A spokesperson for the CCRB could not comment on the letter, citing the still-active case that will now head to the
agency’s Administrative Prosecution Unit. And whether or not the officers will actually face discipline — including anything from a few lost vacation days or full termination — is up to NYPD Commissioner Keechant Sewell, who retains sole power over punishment, despite efforts to reform the police disciplinary process.

The CCRB’s letter to Ross also said named another officer, Arthur Roldan, who abused his authority by threatening force, and damaging an individual’s property, the agency said.

Separately, Ross filed his own lawsuit against the NYPD for the same incident, in which he charges that the officers “intentionally or negligently, carelessly, and recklessly” drove their car into barricades that struck him.

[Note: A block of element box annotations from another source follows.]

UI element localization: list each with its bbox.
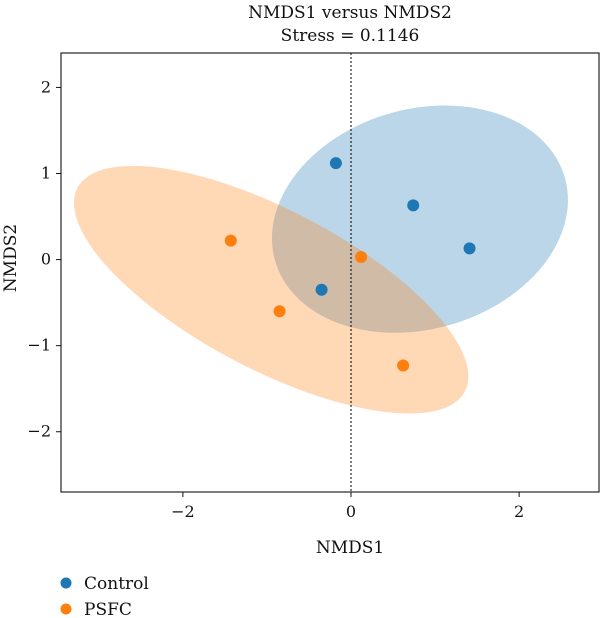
y-tick-label: 0 [41,250,51,269]
y-tick-label: −1 [27,336,51,355]
y-tick-label: 1 [41,164,51,183]
y-axis-label: NMDS2 [1,224,21,292]
point-control-4 [316,284,328,296]
y-axis-ticks: −2 −1 0 1 2 [27,77,61,440]
legend-marker-control [61,578,72,589]
legend-label-control: Control [84,574,149,594]
x-tick-label: −2 [171,502,195,521]
point-control-2 [407,199,419,211]
y-tick-label: −2 [27,422,51,441]
point-psfc-4 [397,359,409,371]
y-tick-label: 2 [41,77,51,96]
point-psfc-1 [225,235,237,247]
legend-label-psfc: PSFC [84,600,132,618]
confidence-ellipses [74,105,568,413]
x-axis-ticks: −2 0 2 [171,492,524,521]
point-psfc-3 [274,305,286,317]
x-tick-label: 2 [514,502,524,521]
legend-marker-psfc [61,604,72,615]
point-psfc-2 [355,251,367,263]
legend: Control PSFC [61,574,149,618]
x-tick-label: 0 [346,502,356,521]
x-axis-label: NMDS1 [316,538,384,558]
point-control-1 [330,157,342,169]
point-control-3 [464,242,476,254]
chart-subtitle: Stress = 0.1146 [281,26,420,46]
chart-title: NMDS1 versus NMDS2 [248,3,452,23]
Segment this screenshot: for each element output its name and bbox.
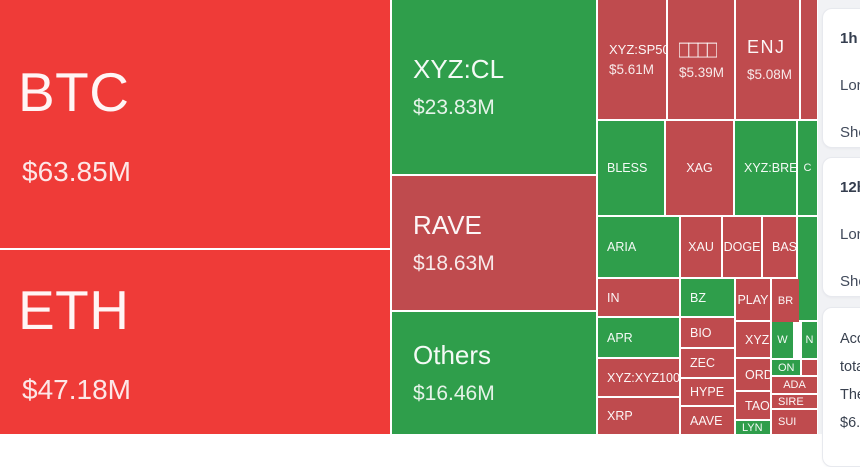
summary-line: The (840, 387, 860, 403)
tile-hype[interactable]: HYPE (681, 379, 734, 405)
tile-label: ON (778, 361, 795, 374)
tile-label: APR (607, 330, 633, 345)
card-title-12h: 12h (840, 179, 860, 196)
tile-label: SUI (778, 416, 797, 428)
tile-label: BR (777, 294, 794, 307)
tile-label: BTC (18, 61, 130, 123)
tile-enj[interactable]: ENJ $5.08M (736, 0, 799, 119)
tile-btc[interactable]: BTC $63.85M (0, 0, 390, 248)
tile-label: BLESS (607, 161, 648, 175)
tile-label: □□□□ (679, 35, 717, 63)
tile-cjk-coin[interactable]: □□□□ $5.39M (668, 0, 734, 119)
tile-label: ENJ (747, 37, 786, 57)
tile-value: $5.61M (609, 62, 655, 77)
tile-edge-mid[interactable] (798, 217, 817, 320)
tile-xyz-cut[interactable]: XYZ: (736, 322, 770, 357)
tile-label: XYZ:XYZ100 (607, 370, 679, 385)
tile-edge-top[interactable] (801, 0, 817, 119)
tile-label: ETH (18, 279, 130, 341)
tile-label: RAVE (413, 210, 482, 240)
tile-value: $5.08M (747, 67, 793, 82)
tile-xau[interactable]: XAU (681, 217, 721, 277)
tile-label: BASE (772, 240, 796, 254)
liquidation-treemap: BTC $63.85M ETH $47.18M XYZ:CL $23.83M RAVE $18… (0, 0, 818, 434)
tile-label: XAU (688, 240, 714, 254)
tile-on[interactable]: ON (772, 360, 800, 375)
long-liquidations-label: Long (840, 77, 860, 94)
stats-card-1h: 1h Long Short (822, 8, 860, 148)
tile-bz[interactable]: BZ (681, 279, 734, 316)
tile-n[interactable]: N (802, 322, 817, 358)
tile-br[interactable]: BR (772, 279, 799, 322)
tile-label: N (805, 334, 814, 346)
tile-label: ORD (745, 367, 770, 382)
short-liquidations-label: Short (840, 273, 860, 290)
tile-xyz-bren[interactable]: XYZ:BREN (735, 121, 796, 215)
tile-bless[interactable]: BLESS (598, 121, 664, 215)
tile-label: XYZ:BREN (744, 161, 796, 175)
tile-label: PLAY (737, 292, 769, 307)
tile-value: $47.18M (22, 374, 131, 405)
tile-value: $18.63M (413, 252, 495, 275)
tile-label: XRP (607, 409, 633, 423)
summary-line: Acc (840, 331, 860, 347)
tile-aria[interactable]: ARIA (598, 217, 679, 277)
card-title-1h: 1h (840, 30, 858, 47)
tile-rave[interactable]: RAVE $18.63M (392, 176, 596, 310)
stats-card-12h: 12h Long Short (822, 157, 860, 297)
tile-play[interactable]: PLAY (736, 279, 770, 320)
tile-label: HYPE (690, 385, 725, 399)
tile-label: SIRE (778, 395, 804, 408)
tile-value: $5.39M (679, 64, 725, 80)
tile-base[interactable]: BASE (763, 217, 796, 277)
tile-label: TAO (745, 398, 770, 413)
tile-label: XAG (686, 161, 713, 175)
tile-label: XYZ:CL (413, 54, 505, 84)
tile-label: XYZ:SP500 (609, 42, 666, 57)
tile-c-edge[interactable]: C (798, 121, 817, 215)
tile-zec[interactable]: ZEC (681, 349, 734, 377)
tile-in[interactable]: IN (598, 279, 679, 316)
short-liquidations-label: Short (840, 124, 860, 141)
tile-label: BZ (690, 290, 706, 305)
tile-lyn[interactable]: LYN (736, 421, 770, 434)
tile-tao[interactable]: TAO (736, 392, 770, 419)
tile-label: ARIA (607, 240, 637, 254)
tile-xag[interactable]: XAG (666, 121, 733, 215)
tile-aave[interactable]: AAVE (681, 407, 734, 434)
tile-label: Others (413, 340, 492, 370)
tile-edge-on[interactable] (802, 360, 817, 375)
tile-sui[interactable]: SUI (772, 410, 817, 434)
tile-label: IN (607, 290, 620, 305)
tile-eth[interactable]: ETH $47.18M (0, 250, 390, 434)
tile-bio[interactable]: BIO (681, 318, 734, 347)
tile-others[interactable]: Others $16.46M (392, 312, 596, 434)
tile-apr[interactable]: APR (598, 318, 679, 357)
tile-label: ZEC (690, 356, 715, 370)
tile-doge[interactable]: DOGE (723, 217, 761, 277)
tile-value: $23.83M (413, 96, 495, 119)
summary-card: Acc tota The $6.8 (822, 307, 860, 467)
tile-ord[interactable]: ORD (736, 359, 770, 390)
tile-label: ADA (783, 379, 806, 391)
tile-label: XYZ: (745, 332, 770, 347)
summary-line: tota (840, 359, 860, 375)
tile-value: $16.46M (413, 382, 495, 405)
tile-xyz-cl[interactable]: XYZ:CL $23.83M (392, 0, 596, 174)
tile-label: W (777, 334, 788, 346)
tile-label: DOGE (723, 240, 761, 254)
tile-sire[interactable]: SIRE (772, 395, 817, 408)
summary-line: $6.8 (840, 415, 860, 431)
tile-xyz-xyz100[interactable]: XYZ:XYZ100 (598, 359, 679, 396)
long-liquidations-label: Long (840, 226, 860, 243)
tile-xrp[interactable]: XRP (598, 398, 679, 434)
tile-w[interactable]: W (772, 322, 793, 358)
tile-label: C (803, 162, 812, 174)
tile-label: LYN (742, 421, 763, 434)
tile-value: $63.85M (22, 156, 131, 187)
tile-label: AAVE (690, 413, 723, 428)
tile-ada[interactable]: ADA (772, 377, 817, 393)
tile-xyz-sp500[interactable]: XYZ:SP500 $5.61M (598, 0, 666, 119)
tile-label: BIO (690, 325, 712, 340)
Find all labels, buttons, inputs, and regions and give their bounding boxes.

That lawsuit is pending, according to court records.

The horrifying incident of cops driving into protesters was just one of the many incidents of aggression perpetrated by officers in the wake of the murder of Floyd. Cops also inappropriately used their bicycles as weapons, a crucial, but less-heralded aspect of a bombshell report issued in late 2020 by the Department of Investigation that called out the NYPD for its misuse of force.

Former DOI Commissioner Margaret Garnett said that the police in general, and the controversial Strategic Response Group specifically, abused their power, and misappropriated their bicycles as weapons against peaceful protesters.

“In the report, we do talk about the policy of training the SRG in particular using barricades, using bicycles. It’s a complex issue, those tactics and techniques are appropriate in some circumstances, but it’s a different question, ‘Were they used appropriately in these circumstances?’” Garnett said at the time. “Our general finding is those tactics were overused in a disproportionate way.”

And that report also followed a coalition of local pols who demanded that the NYPD stop using their bikes as weapons to violently prevent protestors from peacefully marching in the streets.

The NYPD did not respond to a request for comment and City Hall declined to comment. But earlier in the week, Mayor Adams suggested that Black Lives Matter protesters don’t really care about fighting crime.